Detroit-based Lightweight Innovations for Tomorrow (LIFT) has partnered with aerospace manufacturer Boeing and Ohio State University to advance technologies for die casting and heat-treating aluminum parts in an effort to take the air out of aluminum parts to make them lighter.
“If we can reduce just a few ounces of metal from automobile engine mounting cradles or the housings that hold transmissions we can deliver an impact that is multiplied by the millions,” says Larry Brown, executive director of LIFT. “In aerospace, an added benefit might lower manufacturing costs as well as increase fuel savings from the lighter weight designs.”

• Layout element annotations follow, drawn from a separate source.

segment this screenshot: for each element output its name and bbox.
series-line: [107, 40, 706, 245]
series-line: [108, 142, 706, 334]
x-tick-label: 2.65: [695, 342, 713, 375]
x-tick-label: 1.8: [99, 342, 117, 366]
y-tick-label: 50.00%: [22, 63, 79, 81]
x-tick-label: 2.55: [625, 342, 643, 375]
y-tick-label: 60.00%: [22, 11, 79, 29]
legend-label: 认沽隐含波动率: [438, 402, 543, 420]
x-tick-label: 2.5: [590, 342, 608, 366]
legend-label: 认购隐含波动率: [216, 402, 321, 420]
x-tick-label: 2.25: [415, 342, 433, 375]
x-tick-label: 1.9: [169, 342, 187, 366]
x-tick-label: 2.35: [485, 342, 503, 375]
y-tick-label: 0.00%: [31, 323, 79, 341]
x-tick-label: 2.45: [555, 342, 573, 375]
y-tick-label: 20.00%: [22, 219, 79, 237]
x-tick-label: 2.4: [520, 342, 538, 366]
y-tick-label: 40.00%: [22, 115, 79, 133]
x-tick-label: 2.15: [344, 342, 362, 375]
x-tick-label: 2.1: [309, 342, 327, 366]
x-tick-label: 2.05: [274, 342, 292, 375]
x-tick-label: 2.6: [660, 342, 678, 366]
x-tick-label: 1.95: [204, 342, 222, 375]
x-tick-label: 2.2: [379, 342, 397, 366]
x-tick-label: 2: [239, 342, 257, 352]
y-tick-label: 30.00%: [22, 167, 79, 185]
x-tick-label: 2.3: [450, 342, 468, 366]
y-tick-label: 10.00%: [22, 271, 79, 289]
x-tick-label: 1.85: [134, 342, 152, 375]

Brown says with current high-speed aluminum die casting, microscopic air bubbles can form inside the part as the molten metal travels through the mold. Engineers, in turn, use more metal and make the parts thicker to meet strength and other performance requirements. He says high-speed aluminum die-casting is primarily used in the aerospace, defense, and automotive industries.
“We know in the laboratory that if we pull all the air out of the mold just before the molten metal flows in we can eliminate the bubbles,” says Alan Luo, professor of materials science and engineering at Ohio State. “Without bubbles we can design thinner parts that are just as strong and durable, but with less metal and lighter weight.”
The researchers will also work to enhance computer models to predict the performance of aluminum die cast parts by combining the information about the microstructure of the metal with design and production parameters.